BEIJING, March 20 (Xinhua) -- The United States should abandon the outdated Monroe Doctrine, respect the right of each country to decide its foreign policy, and stop interfering in the sovereign affairs of relevant countries, a spokesperson for the Chinese foreign ministry said Monday.

According to media reports, sources said that after Honduran President Xiomara Castro expressed readiness to establish diplomatic ties with China, the United States began to exert diplomatic pressure on Honduras, trying to persuade Honduras to withdraw the decision before formally signing the diplomatic relations agreement with China.

In response to a related query, Foreign Ministry spokesperson Wang Wenbin told a daily news briefing that the fact that 181 countries have established diplomatic relations with China based on the one-China principle fully shows that establishing diplomatic ties with China is the right choice that accords with the trend of history and our times.

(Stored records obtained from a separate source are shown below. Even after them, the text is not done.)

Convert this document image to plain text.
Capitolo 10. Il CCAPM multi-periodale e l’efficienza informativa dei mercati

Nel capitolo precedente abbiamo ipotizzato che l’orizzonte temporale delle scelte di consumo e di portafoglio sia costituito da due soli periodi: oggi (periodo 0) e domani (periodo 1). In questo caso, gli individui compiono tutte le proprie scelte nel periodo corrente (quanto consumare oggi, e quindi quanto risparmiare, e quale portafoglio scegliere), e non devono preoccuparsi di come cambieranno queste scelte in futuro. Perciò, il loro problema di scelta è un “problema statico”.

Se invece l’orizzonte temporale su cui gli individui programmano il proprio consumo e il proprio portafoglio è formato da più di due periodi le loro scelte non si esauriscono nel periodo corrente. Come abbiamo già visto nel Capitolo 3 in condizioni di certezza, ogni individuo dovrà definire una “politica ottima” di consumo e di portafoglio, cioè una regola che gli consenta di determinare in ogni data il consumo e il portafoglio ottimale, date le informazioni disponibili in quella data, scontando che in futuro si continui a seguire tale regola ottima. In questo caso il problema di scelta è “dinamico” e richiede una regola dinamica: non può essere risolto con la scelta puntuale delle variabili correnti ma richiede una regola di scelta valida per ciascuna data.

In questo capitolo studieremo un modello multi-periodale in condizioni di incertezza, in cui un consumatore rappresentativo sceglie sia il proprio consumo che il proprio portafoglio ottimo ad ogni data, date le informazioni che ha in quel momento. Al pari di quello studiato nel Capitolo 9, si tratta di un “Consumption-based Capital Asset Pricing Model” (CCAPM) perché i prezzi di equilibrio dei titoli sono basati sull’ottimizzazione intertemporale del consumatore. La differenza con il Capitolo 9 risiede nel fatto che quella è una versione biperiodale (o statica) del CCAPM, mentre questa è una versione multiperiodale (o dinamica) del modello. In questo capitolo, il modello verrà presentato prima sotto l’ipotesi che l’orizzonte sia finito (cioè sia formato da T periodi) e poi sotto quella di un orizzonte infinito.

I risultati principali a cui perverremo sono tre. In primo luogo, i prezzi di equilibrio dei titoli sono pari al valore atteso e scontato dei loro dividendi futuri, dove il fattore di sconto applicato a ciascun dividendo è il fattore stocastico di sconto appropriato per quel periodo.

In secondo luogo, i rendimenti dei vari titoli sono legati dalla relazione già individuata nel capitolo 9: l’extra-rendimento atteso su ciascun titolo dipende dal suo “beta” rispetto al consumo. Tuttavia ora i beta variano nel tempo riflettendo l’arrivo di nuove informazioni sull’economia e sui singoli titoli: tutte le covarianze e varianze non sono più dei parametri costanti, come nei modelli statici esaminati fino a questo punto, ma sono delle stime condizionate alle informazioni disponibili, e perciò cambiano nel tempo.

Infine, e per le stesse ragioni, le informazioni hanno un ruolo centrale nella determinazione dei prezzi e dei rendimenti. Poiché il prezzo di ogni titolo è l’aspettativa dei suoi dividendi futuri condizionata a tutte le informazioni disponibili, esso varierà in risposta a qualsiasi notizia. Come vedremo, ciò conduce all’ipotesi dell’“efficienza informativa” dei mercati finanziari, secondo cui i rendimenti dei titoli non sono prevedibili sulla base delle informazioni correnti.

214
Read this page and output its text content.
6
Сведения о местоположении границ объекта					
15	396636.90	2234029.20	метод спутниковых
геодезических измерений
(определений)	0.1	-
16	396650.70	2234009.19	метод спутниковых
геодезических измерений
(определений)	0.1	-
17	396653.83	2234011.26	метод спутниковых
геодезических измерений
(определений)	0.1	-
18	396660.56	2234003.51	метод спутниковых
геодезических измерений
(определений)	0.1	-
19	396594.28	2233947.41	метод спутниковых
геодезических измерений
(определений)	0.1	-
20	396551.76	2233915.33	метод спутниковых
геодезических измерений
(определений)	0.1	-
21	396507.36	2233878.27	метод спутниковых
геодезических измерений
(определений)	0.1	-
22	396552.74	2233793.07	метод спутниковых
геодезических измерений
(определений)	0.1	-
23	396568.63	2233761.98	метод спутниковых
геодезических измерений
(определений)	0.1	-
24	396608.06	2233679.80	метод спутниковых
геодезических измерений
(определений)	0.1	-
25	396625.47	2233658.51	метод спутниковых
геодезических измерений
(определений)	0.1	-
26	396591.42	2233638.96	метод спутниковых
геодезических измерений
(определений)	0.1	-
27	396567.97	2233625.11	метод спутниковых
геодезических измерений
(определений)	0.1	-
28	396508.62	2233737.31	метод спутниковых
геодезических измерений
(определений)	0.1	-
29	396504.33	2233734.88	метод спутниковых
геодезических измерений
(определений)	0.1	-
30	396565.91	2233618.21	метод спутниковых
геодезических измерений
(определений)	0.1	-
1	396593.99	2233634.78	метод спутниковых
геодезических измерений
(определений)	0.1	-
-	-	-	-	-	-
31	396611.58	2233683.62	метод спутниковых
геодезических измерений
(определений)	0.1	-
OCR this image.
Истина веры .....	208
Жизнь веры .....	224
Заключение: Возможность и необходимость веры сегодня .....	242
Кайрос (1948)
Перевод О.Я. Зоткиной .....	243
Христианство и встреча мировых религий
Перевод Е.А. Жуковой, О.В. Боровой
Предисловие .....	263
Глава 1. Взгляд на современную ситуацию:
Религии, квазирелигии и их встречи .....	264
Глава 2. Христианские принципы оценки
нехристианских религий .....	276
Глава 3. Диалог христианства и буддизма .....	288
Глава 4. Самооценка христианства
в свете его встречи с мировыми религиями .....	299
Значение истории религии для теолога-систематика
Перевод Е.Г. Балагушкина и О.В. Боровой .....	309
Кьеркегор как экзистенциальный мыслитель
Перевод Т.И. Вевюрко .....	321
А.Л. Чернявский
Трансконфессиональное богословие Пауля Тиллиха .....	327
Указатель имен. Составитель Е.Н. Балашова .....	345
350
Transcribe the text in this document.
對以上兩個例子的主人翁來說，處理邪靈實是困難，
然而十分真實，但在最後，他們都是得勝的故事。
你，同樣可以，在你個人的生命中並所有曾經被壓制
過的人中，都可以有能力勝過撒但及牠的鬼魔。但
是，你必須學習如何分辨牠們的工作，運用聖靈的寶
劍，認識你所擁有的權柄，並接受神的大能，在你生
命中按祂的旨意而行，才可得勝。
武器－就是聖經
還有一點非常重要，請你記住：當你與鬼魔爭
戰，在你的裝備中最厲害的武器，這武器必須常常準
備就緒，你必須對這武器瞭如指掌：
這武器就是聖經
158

China welcomes the Honduran government's positive statement on developing relations with China and is willing to establish and develop bilateral relations with Honduras based on equality and mutual respect, Wang noted.

In recent years, Panama, El Salvador, the Dominican Republic, and Nicaragua have established or resumed diplomatic relations with China, Wang said, adding that the practical cooperation between China and these countries made rapid progress, which has delivered tangible benefits to the people of the countries concerned.

"Any sovereign country has the right to develop diplomatic relations on its own, and other countries have no right to interfere," Wang stressed, adding that if the report of U.S. diplomatic pressure on Honduras is true, it just shows that the U.S. statement that every country decides its own foreign policy based on sovereignty is empty talk.

Wang said the United States itself established diplomatic relations with China based on recognizing the one-China principle more than 40 years ago. "How can it deprive or obstruct other countries' right to establish diplomatic ties and develop relations with China?"